Equivalence of atlases

Question

It is established that Equivalence of atlases is an equivalent relation. Now consider the real line $\mathbb{R}$ and the following one chart atlases $\mathcal{A} = \lbrace (\mathbb{R},Id)\rbrace$, $\mathcal{B} = \lbrace ( (0,1),Id^{2})\rbrace$ and $\mathcal{C} = \lbrace (\mathbb{R},Id^{3})\rbrace$ on $\mathbb{R}$. We can show that $\mathcal{A}$ are $\mathcal{B}$ equivalent since the chart in $\mathcal{A}$ and the chart in $\mathcal{B}$ are compatible and $\mathcal{B}$ and $\mathcal{C}$ are also equivalent since the chart in $\mathcal{B}$ and the chart in $\mathcal{C}$ are compatible.
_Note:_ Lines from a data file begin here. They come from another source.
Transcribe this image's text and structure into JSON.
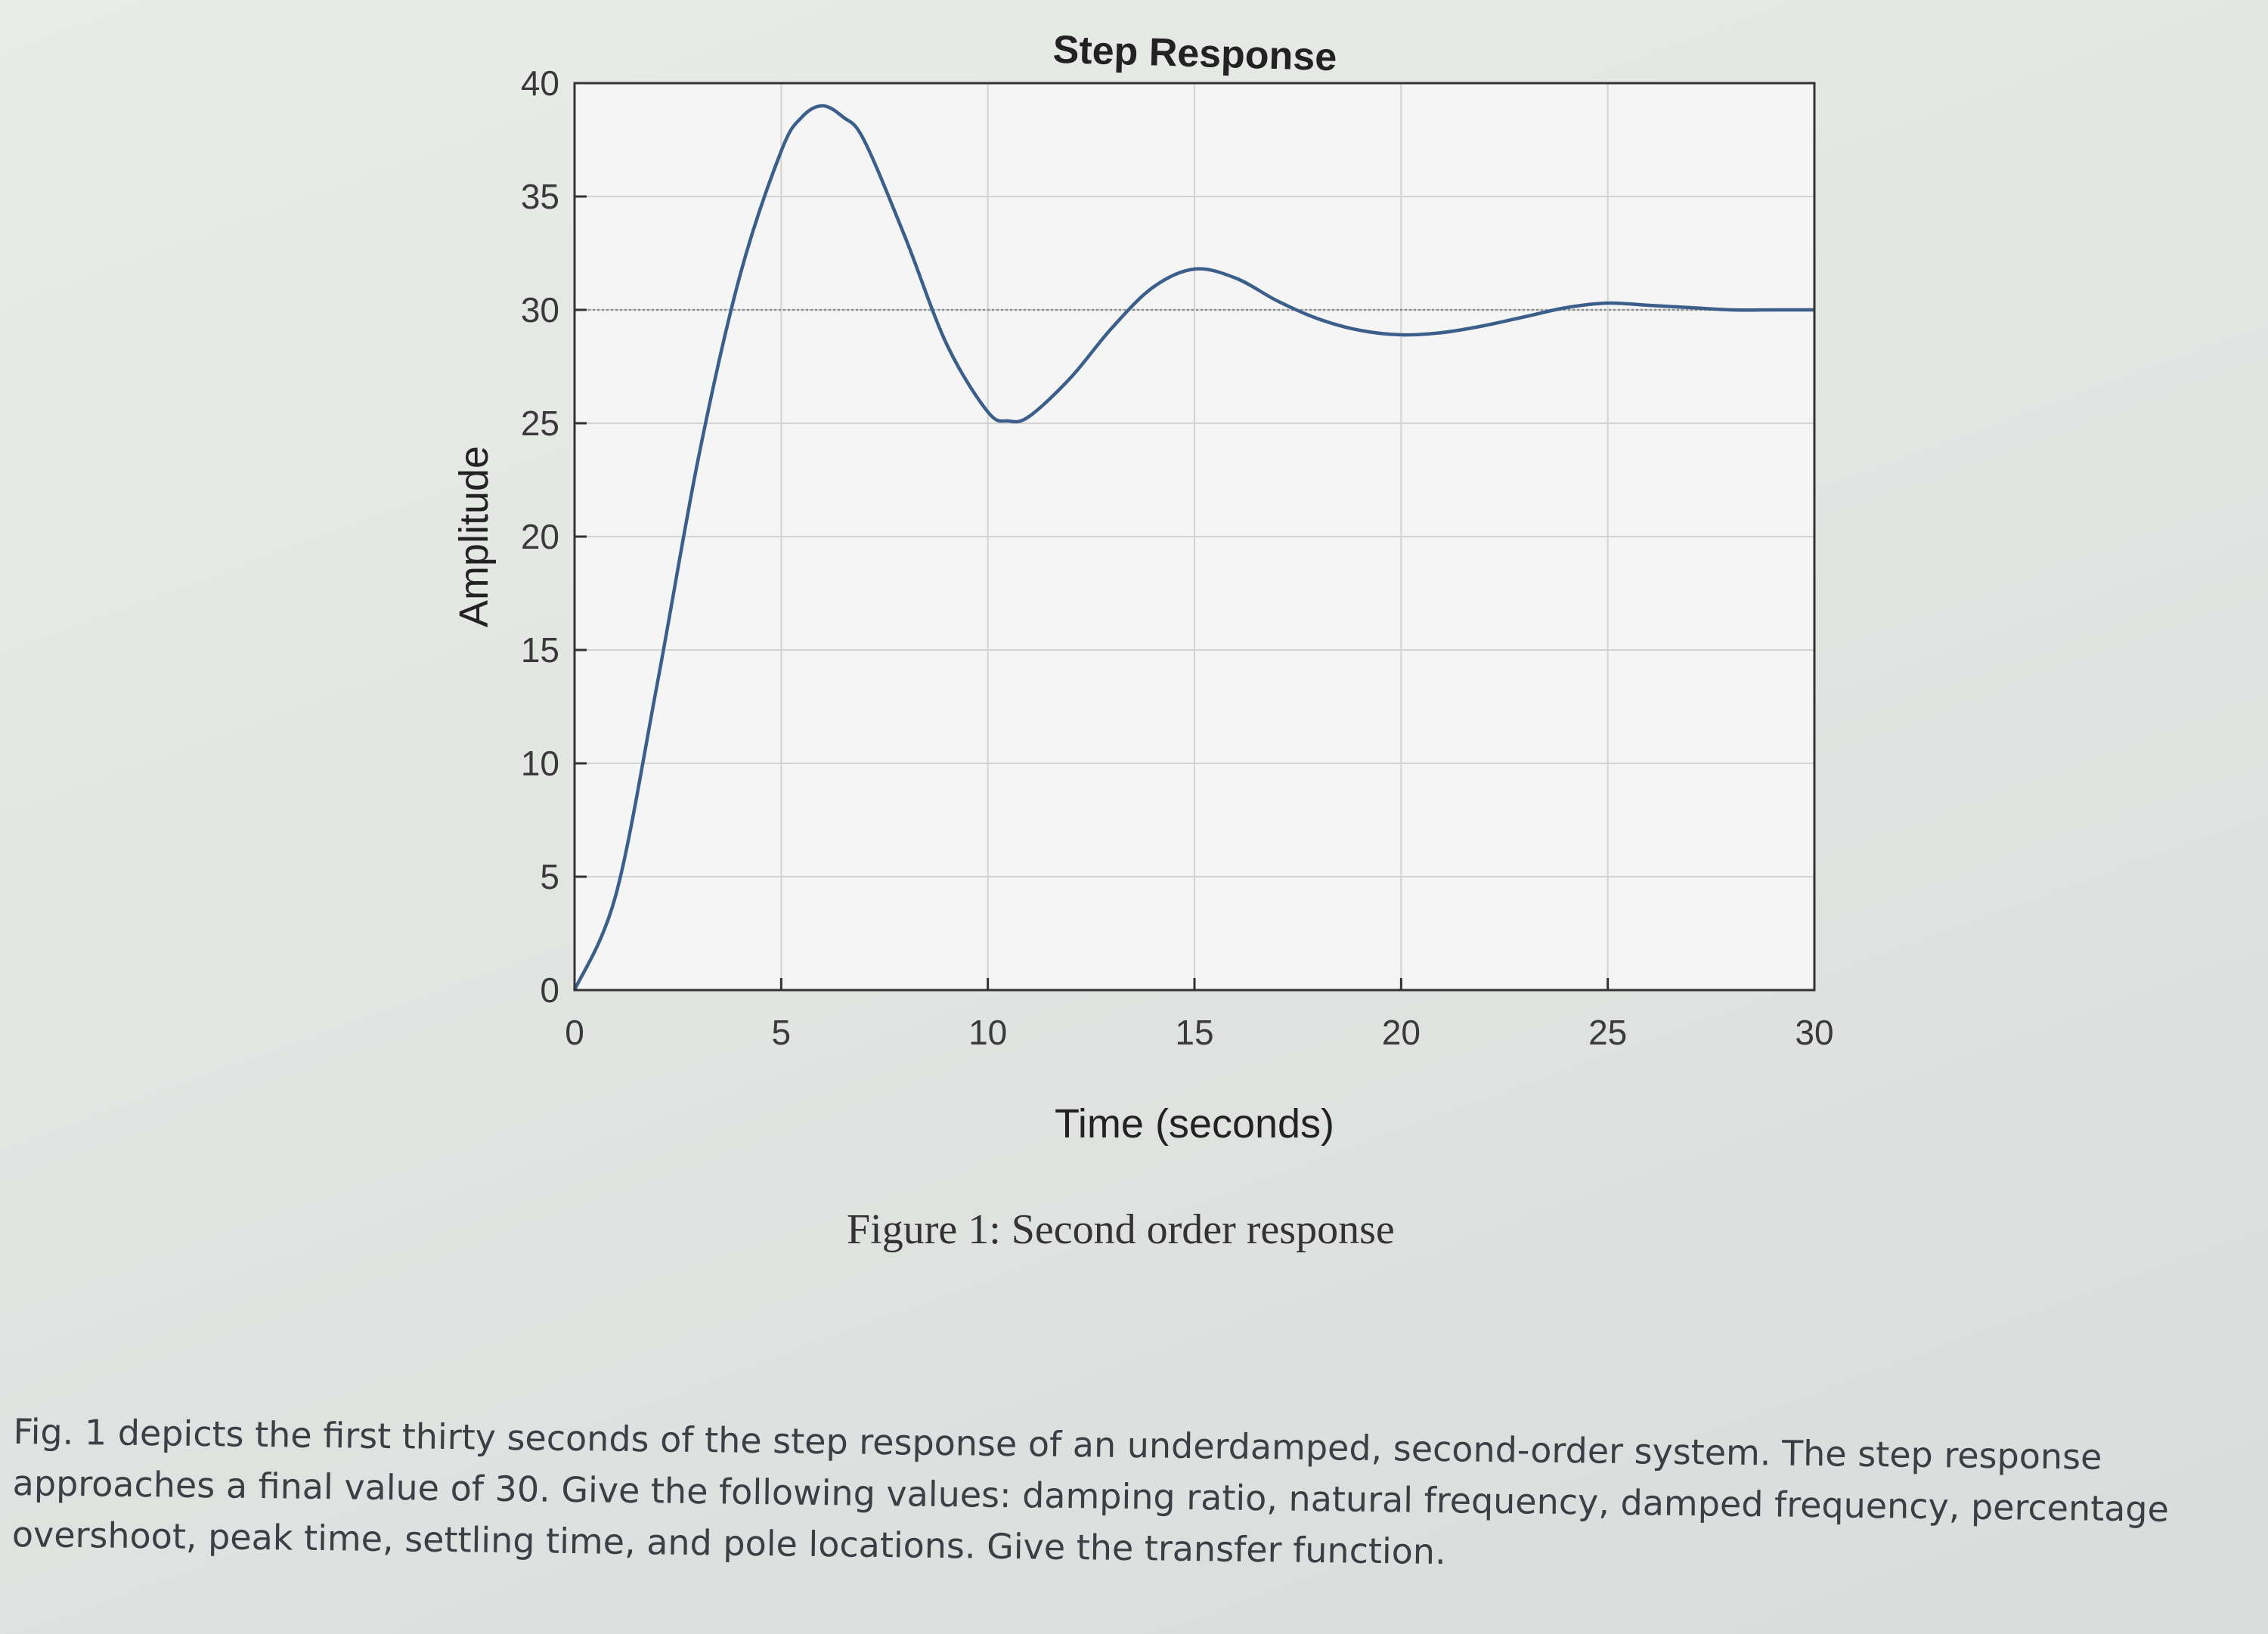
{
  "chart_data": {
    "type": "line",
    "title": "Step Response",
    "xlabel": "Time (seconds)",
    "ylabel": "Amplitude",
    "xlim": [
      0,
      30
    ],
    "ylim": [
      0,
      40
    ],
    "xticks": [
      0,
      5,
      10,
      15,
      20,
      25,
      30
    ],
    "yticks": [
      0,
      5,
      10,
      15,
      20,
      25,
      30,
      35,
      40
    ],
    "grid": true,
    "legend": "none",
    "final_value": 30,
    "line_color": "#3b5f8a",
    "series": [
      {
        "x": [
          0,
          1,
          2,
          3,
          4,
          5,
          5.5,
          6,
          6.5,
          7,
          8,
          9,
          10,
          10.5,
          11,
          12,
          13,
          14,
          15,
          16,
          17,
          18,
          19,
          20,
          21,
          22,
          23,
          24,
          25,
          26,
          27,
          28,
          29,
          30
        ],
        "values": [
          0,
          4.2,
          13.5,
          23.5,
          31.5,
          37.0,
          38.5,
          39.0,
          38.5,
          37.5,
          33.2,
          28.5,
          25.5,
          25.1,
          25.3,
          27.0,
          29.2,
          31.0,
          31.8,
          31.4,
          30.4,
          29.6,
          29.1,
          28.9,
          29.0,
          29.3,
          29.7,
          30.1,
          30.3,
          30.2,
          30.1,
          30.0,
          30.0,
          30.0
        ]
      }
    ]
  },
  "caption": "Figure 1: Second order response",
  "problem_text": "Fig. 1 depicts the first thirty seconds of the step response of an underdamped, second-order system. The step response approaches a final value of 30. Give the following values: damping ratio, natural frequency, damped frequency, percentage overshoot, peak time, settling time, and pole locations. Give the transfer function."
}
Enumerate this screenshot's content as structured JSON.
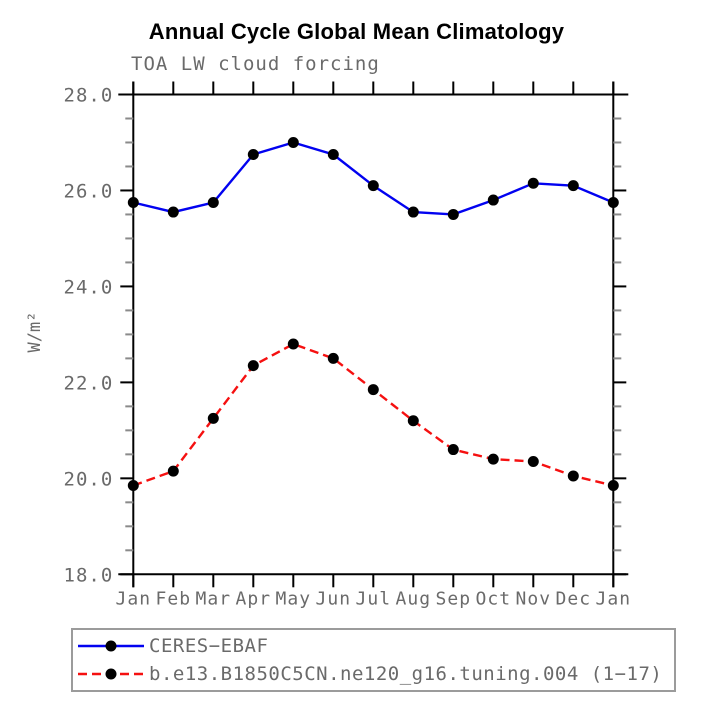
{
  "chart_data": {
    "type": "line",
    "title": "Annual Cycle Global Mean Climatology",
    "subtitle": "TOA LW cloud forcing",
    "xlabel": "",
    "ylabel": "W/m²",
    "categories": [
      "Jan",
      "Feb",
      "Mar",
      "Apr",
      "May",
      "Jun",
      "Jul",
      "Aug",
      "Sep",
      "Oct",
      "Nov",
      "Dec",
      "Jan"
    ],
    "ylim": [
      18.0,
      28.0
    ],
    "ytick_step": 2.0,
    "yminor_step": 0.5,
    "ytick_format_decimals": 1,
    "grid": false,
    "legend_position": "bottom-left-box",
    "series": [
      {
        "name": "CERES−EBAF",
        "color": "#0202f0",
        "line_style": "solid",
        "marker": "circle",
        "marker_color": "#000000",
        "values": [
          25.75,
          25.55,
          25.75,
          26.75,
          27.0,
          26.75,
          26.1,
          25.55,
          25.5,
          25.8,
          26.15,
          26.1,
          25.75
        ]
      },
      {
        "name": "b.e13.B1850C5CN.ne120_g16.tuning.004 (1−17)",
        "color": "#f51010",
        "line_style": "dashed",
        "marker": "circle",
        "marker_color": "#000000",
        "values": [
          19.85,
          20.15,
          21.25,
          22.35,
          22.8,
          22.5,
          21.85,
          21.2,
          20.6,
          20.4,
          20.35,
          20.05,
          19.85
        ]
      }
    ],
    "style_colors": {
      "axis": "#000000",
      "minor_tick": "#8a8a8a",
      "labels": "#6a6a6a",
      "legend_border": "#9b9b9b"
    }
  }
}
But $\mathcal{A}$ is not equivalent to $\mathcal{C}$ because $(\mathbb{R}, Id^{2})$ and $(\mathbb{R}, Id^{3})$ are not compatible. This is a counter example. Can any help?

Answer 1

(I suppose that $Id^3(x)=x^3$)

First, as said studiosus, is "meaningless to talk about equivalence of atlases on different spaces". Then, $\mathcal{A}$ and $\mathcal{C}$ are indeeed nonequivalent atlases but the intermediate comparisons are... meaningless. If the underlying space is $(0,1)$ then the atlases are equivalent.

Bonus fact: $(\Bbb R,\mathcal A)$ and $(\Bbb R,\mathcal C)$ are diffeomorphic. Try to find some diffeomorphism (Id isn't).